Review: Behind The Beautiful Forevers

Despair of this sprawling epic


In this rambling David Hare adaptation of Katherine Boo's brilliant book of reportage, we learn a lot about the underclass of India's slum communities – perhaps most valuably that they are very much like us. Actually that feels like a trite observation on my part. Probably more useful is that the show left me with a sense of shame that I ever needed to be reminded of the fact. The poor - not the Benefit Street poor of this country, but the eat-rats-to-stay-alive poor - are often assumed to suffer less than we would because they are used to it. Well, no one gets used to it.

However, the best that can be said of Hare's version is that it efficiently transposes the real lives that populate Boo's book to the stage. But only belatedly do we feel as if we know them intimately.

Director Rufus Norris evokes the sprawl of improvised shacks with a bravura you might expect of the man who next year takes over from Nicholas Hytner at the NT. A giant gantry revolves centre stage. Posters promising bright futures - or beautiful forevers - adorn the crumbling walls of Katrina Lindsay's set.

Monsoon comes and goes, locations between the rambling shacks of the slum and the shabby police station and hospital to which its inhabitants must go to be mistreated are seamlessly changed.

But for all the invention, the denizens of Mumbai's Annawadi slum are only vividly evoked when the production pauses long enough to give them the stage-time they each deserve.

The focus is on the families run by two matriarchs. The Husseins are one of the few Muslim families who live in the slum.

For income, they rely on Abdul (a watchful Shane Zaza) who sorts rubbish for recycling.

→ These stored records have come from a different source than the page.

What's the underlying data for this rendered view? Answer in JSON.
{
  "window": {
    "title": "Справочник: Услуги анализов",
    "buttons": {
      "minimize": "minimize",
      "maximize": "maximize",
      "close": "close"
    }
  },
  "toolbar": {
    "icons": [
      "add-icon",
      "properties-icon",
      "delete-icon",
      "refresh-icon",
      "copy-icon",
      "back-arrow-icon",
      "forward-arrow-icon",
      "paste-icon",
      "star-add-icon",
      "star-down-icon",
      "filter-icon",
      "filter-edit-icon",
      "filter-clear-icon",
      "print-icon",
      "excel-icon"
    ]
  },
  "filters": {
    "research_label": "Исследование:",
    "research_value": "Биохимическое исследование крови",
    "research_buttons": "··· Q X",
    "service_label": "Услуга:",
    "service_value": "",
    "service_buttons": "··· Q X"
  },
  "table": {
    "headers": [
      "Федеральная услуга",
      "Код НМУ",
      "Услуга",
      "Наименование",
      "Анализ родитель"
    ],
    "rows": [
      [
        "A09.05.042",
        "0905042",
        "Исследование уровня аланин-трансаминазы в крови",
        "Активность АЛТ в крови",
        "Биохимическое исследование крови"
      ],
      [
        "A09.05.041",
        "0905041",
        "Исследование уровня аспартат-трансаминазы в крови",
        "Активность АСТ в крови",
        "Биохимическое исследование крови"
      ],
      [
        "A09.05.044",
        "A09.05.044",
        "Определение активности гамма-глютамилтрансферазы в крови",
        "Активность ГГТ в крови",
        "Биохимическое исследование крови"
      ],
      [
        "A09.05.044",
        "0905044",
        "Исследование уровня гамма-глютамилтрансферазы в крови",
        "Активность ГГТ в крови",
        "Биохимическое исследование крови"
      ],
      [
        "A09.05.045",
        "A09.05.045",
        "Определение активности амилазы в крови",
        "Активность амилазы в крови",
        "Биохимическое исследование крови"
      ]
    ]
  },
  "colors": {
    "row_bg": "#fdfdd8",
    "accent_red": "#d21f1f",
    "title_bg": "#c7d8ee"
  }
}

His mother Zehrunisa, pitched perfectly by Meera Syal, is a foul-mouthed, fiercely protective matriarch.

Then there is Asha (Stephanie Street) a fixer with connections to a local party who solve anyone's problem for a price, whose daughter has become a conscientious objector to the corruption that has clothed and fed her.

With a cast of over 30, the show's intent is clearly epic: to evoke the scale of the sprawling slum, the depth of despair with which its inhabitants live and die, and the resilience of the human spirit.

Yet only occasionally and fleetingly does it feel as if these objectives are achieved.